All of Us Villains is an imaginative story happening in a modern world where ancestral magic still exists. Common magic can be bought by nearly everyone in spells to have your hair grow and other mundane things.
High magic though is only reserved for the winner of a tournament to death held every twenty years between seven champions chosen among seven cursed families.
We will follow said champions, from their induction to their alliances, betrayals and fights in the tournament.
The story will follow four of the champions in particular: Allister Lowe, Gavin Grieve, Briony Thorburn and Isobel Macaslan.
We will see their relationship with their families, their inner turmoil, their ambition, their bargains to gain more power, their hope and their resignation.
The world is really polished with lots of spells and curses that I loved reading about. The concept of the tournament , the different landmarks like the castle, the cave etc and the different relics show a very well thought out world, crafted with care.
The authors do a lot of “show” and not “tell” to have us be in the character’s shoes and that’s very good!
So why didn’t that story work for me???
Is it because we have multiple point of views?
Maybe. That’s certain that I only really cared for Allister. The other characters had me mildly interested in their struggle. They were not badly written. They came in many shades of grey. No one was truly bad.
BUT it was Allister that stole my heart.
Seeing how he was branded a monster by everyone when in fact he had been abused as a kid, frightened, exposed to nightmares and dark stories to thicken his skin broke my heart. He was maybe the only pure character in the story. Ironic when Briony wanted to play the knight in shining armor.
Is it because of the betrayals?
Maybe. Everyone has his own agenda and even so, agendas change, alliances are broken, everything is fluid. But after X betrayals, I was fed up. I deal badly with betrayals in books being very loyal myself. So I guess it grated on my nerves after some time.
Is it because of bad decisions made by the protagonists?
Probably that as well.
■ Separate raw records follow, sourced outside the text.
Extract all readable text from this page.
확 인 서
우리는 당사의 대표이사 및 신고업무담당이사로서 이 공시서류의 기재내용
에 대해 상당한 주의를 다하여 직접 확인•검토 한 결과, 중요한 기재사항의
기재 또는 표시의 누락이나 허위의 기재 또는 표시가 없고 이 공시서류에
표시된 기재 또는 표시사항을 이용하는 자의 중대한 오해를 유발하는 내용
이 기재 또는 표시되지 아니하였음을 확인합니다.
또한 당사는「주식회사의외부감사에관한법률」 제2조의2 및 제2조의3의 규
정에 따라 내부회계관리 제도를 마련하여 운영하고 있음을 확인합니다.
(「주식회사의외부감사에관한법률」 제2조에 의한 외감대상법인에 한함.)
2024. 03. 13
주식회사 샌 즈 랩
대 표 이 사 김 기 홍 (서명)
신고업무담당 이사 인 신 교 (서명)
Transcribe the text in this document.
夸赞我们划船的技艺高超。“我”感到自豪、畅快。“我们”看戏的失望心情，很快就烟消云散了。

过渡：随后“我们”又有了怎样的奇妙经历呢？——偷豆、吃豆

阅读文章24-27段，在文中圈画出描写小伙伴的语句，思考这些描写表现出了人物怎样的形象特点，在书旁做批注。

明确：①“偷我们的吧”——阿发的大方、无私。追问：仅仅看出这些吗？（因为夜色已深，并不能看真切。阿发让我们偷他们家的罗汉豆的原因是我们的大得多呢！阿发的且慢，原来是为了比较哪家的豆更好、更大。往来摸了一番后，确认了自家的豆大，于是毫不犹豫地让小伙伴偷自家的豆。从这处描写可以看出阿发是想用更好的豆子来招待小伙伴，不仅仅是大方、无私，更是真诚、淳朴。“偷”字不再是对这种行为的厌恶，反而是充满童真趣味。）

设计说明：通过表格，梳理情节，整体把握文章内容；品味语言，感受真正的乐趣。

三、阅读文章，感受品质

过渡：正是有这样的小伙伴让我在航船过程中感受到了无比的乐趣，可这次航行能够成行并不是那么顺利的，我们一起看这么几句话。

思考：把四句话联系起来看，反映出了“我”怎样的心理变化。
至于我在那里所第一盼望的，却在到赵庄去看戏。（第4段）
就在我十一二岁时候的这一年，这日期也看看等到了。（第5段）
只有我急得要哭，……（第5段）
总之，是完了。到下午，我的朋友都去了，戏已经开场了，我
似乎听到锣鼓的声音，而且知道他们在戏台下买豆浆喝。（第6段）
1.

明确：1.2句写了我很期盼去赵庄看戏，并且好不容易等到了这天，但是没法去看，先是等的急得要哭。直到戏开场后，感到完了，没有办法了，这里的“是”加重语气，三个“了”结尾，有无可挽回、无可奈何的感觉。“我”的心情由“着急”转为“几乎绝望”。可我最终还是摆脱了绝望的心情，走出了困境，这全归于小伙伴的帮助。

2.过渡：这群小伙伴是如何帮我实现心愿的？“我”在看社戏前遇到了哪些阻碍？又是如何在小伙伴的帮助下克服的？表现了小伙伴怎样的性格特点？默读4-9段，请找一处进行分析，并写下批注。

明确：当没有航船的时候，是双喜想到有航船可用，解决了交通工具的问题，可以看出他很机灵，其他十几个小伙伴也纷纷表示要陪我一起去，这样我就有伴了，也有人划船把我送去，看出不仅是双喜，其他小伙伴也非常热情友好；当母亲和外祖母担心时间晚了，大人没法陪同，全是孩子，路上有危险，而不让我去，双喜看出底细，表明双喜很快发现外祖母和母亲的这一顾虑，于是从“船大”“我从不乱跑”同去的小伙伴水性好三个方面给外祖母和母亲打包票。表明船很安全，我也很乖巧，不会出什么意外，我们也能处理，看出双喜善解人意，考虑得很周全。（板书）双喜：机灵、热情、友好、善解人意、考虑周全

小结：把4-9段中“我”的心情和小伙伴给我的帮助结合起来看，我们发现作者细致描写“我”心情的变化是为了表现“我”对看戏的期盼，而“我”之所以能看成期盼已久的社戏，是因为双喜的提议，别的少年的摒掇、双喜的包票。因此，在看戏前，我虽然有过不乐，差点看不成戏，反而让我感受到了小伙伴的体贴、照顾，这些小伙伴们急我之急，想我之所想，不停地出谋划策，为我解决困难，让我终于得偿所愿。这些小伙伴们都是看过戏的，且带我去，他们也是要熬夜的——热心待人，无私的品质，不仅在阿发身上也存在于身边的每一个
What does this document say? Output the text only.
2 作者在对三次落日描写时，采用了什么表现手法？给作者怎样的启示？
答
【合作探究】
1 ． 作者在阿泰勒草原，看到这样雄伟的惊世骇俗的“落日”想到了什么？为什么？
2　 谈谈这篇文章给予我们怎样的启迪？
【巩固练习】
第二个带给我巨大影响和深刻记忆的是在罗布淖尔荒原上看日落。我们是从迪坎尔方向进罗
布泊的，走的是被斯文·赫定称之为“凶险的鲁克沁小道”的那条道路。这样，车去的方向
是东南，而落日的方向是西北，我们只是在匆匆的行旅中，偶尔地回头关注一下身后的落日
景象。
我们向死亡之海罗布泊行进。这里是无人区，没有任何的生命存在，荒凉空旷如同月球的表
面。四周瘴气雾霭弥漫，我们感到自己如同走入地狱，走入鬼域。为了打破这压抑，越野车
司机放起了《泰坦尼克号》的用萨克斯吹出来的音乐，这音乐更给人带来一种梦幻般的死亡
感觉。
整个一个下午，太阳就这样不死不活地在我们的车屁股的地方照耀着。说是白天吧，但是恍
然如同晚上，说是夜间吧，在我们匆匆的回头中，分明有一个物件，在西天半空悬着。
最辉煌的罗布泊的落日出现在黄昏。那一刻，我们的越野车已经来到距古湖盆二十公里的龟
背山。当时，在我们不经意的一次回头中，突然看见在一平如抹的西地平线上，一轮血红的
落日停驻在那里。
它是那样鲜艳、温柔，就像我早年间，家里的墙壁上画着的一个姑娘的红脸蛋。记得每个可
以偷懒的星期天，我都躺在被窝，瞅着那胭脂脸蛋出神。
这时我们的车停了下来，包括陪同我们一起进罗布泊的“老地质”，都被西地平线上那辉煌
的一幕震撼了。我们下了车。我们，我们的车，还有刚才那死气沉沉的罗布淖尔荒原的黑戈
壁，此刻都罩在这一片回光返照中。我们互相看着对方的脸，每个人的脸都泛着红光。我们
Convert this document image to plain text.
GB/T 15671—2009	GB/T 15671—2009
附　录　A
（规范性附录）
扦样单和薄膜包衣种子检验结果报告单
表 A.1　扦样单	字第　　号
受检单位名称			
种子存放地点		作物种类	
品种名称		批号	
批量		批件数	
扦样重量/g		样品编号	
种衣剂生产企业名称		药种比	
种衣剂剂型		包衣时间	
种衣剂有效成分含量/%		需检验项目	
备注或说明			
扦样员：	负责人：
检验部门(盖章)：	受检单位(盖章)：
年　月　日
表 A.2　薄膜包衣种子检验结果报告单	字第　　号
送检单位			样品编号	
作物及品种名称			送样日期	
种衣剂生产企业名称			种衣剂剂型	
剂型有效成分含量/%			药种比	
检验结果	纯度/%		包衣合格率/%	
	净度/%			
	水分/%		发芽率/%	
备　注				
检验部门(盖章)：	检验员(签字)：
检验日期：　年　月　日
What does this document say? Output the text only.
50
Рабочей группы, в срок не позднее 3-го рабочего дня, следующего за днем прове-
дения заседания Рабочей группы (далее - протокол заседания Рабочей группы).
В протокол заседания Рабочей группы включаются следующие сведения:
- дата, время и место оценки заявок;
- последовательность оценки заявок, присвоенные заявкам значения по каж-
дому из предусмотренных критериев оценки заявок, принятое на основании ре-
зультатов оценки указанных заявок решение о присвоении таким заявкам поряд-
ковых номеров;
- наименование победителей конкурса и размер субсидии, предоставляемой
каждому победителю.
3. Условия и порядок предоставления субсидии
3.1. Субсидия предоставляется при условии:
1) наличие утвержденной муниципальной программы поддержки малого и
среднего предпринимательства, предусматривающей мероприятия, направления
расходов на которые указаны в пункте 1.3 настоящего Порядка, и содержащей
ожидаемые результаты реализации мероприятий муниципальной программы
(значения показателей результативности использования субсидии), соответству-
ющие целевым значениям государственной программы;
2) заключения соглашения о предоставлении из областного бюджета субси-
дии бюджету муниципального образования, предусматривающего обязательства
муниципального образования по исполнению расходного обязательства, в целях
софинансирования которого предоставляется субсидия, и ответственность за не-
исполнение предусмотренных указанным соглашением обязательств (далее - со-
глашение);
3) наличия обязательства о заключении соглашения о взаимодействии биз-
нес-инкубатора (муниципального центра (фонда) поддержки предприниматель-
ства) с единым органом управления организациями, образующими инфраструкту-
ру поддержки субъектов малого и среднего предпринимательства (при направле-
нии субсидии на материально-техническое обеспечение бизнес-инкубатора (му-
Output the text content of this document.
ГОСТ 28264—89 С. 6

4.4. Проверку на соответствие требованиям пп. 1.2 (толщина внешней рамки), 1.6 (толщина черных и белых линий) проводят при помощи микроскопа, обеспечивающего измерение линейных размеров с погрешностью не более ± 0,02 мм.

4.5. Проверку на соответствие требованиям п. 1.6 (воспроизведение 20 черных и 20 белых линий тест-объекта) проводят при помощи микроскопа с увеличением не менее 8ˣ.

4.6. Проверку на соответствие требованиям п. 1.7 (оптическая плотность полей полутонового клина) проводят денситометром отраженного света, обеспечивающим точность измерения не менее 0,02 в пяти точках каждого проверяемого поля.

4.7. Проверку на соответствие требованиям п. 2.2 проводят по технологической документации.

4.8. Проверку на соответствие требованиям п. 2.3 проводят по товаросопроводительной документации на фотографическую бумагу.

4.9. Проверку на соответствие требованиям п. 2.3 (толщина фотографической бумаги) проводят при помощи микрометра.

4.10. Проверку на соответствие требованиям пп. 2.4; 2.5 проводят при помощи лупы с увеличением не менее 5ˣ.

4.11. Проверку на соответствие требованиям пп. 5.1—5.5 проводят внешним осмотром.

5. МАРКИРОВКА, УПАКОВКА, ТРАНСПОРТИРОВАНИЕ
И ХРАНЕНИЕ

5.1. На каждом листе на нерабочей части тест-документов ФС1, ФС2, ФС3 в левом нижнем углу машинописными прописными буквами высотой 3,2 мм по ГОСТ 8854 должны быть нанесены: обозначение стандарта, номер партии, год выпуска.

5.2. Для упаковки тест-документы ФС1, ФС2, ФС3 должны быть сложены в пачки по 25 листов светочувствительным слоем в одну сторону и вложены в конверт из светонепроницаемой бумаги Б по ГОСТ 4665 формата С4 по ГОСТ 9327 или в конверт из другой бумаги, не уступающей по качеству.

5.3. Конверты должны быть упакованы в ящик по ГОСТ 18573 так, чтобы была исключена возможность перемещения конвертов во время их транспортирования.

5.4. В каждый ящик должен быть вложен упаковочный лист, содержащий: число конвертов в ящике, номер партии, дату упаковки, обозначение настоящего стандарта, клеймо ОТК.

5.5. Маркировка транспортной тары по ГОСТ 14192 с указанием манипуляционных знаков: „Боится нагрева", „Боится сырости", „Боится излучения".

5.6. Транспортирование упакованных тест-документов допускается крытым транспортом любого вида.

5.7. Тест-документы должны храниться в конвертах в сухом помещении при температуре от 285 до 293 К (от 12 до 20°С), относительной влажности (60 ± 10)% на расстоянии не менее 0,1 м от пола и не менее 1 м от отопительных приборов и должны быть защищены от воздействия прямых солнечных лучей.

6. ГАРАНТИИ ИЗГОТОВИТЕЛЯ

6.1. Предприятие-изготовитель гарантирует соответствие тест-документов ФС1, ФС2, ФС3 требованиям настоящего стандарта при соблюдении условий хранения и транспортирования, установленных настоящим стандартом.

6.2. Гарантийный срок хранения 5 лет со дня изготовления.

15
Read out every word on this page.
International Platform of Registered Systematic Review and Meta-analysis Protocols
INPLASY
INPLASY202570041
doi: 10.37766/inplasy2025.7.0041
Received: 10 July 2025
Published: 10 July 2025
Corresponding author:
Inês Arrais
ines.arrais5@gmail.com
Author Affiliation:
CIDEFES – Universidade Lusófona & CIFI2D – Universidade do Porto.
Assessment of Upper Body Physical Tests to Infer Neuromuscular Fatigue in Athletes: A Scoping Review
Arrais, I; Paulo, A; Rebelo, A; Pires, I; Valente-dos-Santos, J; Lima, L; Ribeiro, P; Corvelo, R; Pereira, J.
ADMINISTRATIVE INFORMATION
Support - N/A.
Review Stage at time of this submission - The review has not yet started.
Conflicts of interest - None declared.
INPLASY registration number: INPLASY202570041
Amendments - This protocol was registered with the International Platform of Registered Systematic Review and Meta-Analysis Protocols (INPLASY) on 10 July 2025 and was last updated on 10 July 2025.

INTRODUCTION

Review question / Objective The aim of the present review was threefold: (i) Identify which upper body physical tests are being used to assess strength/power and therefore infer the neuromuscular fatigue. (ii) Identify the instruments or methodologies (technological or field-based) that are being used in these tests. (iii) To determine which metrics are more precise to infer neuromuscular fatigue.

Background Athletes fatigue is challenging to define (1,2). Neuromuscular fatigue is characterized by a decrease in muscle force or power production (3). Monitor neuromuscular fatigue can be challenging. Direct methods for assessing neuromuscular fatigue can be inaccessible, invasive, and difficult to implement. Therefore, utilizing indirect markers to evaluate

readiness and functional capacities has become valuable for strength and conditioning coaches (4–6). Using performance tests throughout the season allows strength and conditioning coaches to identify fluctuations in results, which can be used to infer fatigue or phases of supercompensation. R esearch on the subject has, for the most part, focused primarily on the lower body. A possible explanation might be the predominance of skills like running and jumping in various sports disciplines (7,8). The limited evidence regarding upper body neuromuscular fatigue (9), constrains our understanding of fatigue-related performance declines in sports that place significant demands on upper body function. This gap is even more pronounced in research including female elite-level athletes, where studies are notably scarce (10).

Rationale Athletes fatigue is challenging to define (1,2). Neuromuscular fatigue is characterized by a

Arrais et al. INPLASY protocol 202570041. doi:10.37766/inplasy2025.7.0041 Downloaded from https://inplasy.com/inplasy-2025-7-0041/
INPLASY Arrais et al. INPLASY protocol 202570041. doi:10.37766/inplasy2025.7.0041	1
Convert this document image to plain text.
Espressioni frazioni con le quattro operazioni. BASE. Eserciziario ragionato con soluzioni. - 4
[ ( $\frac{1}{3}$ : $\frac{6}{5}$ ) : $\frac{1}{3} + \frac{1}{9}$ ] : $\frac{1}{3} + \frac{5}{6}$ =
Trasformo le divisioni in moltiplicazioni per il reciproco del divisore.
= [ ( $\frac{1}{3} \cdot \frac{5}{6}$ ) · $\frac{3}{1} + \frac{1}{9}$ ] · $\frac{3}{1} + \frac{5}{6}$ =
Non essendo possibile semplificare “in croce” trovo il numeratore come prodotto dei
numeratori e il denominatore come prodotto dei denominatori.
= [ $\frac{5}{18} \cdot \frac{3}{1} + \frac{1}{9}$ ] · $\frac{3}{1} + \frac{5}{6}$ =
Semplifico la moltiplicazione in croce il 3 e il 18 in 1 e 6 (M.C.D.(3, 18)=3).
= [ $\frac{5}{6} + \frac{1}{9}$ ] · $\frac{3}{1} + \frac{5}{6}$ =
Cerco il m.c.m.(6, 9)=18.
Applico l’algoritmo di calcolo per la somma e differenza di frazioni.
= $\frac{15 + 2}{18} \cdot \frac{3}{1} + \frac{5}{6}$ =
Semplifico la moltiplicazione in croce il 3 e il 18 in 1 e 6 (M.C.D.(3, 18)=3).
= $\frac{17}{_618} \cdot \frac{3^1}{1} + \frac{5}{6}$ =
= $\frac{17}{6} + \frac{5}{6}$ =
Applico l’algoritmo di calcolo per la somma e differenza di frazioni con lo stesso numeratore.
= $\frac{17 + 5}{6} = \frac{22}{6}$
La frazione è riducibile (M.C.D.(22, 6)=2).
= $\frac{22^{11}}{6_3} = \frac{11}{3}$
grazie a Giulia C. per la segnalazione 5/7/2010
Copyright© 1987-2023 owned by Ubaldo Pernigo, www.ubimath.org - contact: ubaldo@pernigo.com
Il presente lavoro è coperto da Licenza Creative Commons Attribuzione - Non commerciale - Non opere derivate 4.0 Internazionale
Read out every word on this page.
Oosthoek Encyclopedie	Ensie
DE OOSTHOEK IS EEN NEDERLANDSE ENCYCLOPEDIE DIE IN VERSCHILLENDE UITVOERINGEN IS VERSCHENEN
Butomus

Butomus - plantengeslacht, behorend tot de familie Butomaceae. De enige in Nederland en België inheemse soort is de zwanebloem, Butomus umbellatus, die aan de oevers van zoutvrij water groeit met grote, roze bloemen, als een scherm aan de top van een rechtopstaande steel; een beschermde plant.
Because when you want to scream “don’t do that” or “don’t choose that” a lot, well it becomes very frustrating and irritating.
To sum it up, I can’t fault the authors talent here, just my own personal taste and predilection in stories.
That book gathers a lot of very great reviews so read some of them too to make up your mind and decide if that could be “your” story.
Thanks for reading.
I get why this can become frustrating! I have yet to read the book, so I can’t talk about this one, but it happens to find those books that simply don’t work for you even if you can’t really pinpoint what it’s not working properly (and usually I find this mighty frustrating!!)
That’s exactly that!!!
Sorry to see this one didn’t work for you, Sophie. When characters make bad decisions over and over again (until you want to throttle them) it makes for a frustrating story.
I actually noticed all your points as well, they just didn’t affect my enjoyment of the story. It’s interesting how each of us brings our own history and preferences and even mood to a story when we read it. I found its similarity to Hunger Games a little off-putting at first, but then the magic settled in and I didn’t feel that connection as much. Allistair is the most developed character I think and I loved him too. I’ve requested the next book from the library to see how it ends up.
That’s also what I love about reading: it’s a personal experience and some books I loved others will dislike and vice versa.
It frustrates me when I am unable to figure out why a book didn’t work from me. At least it wasn’t that terrible (3/5 is not bad)
Frustrating is a meek word for that Sam LOL
Hopefully, others will find more joy in reading this one then, Sophie! 😀
I am certain of that as it’s a beloved one for many!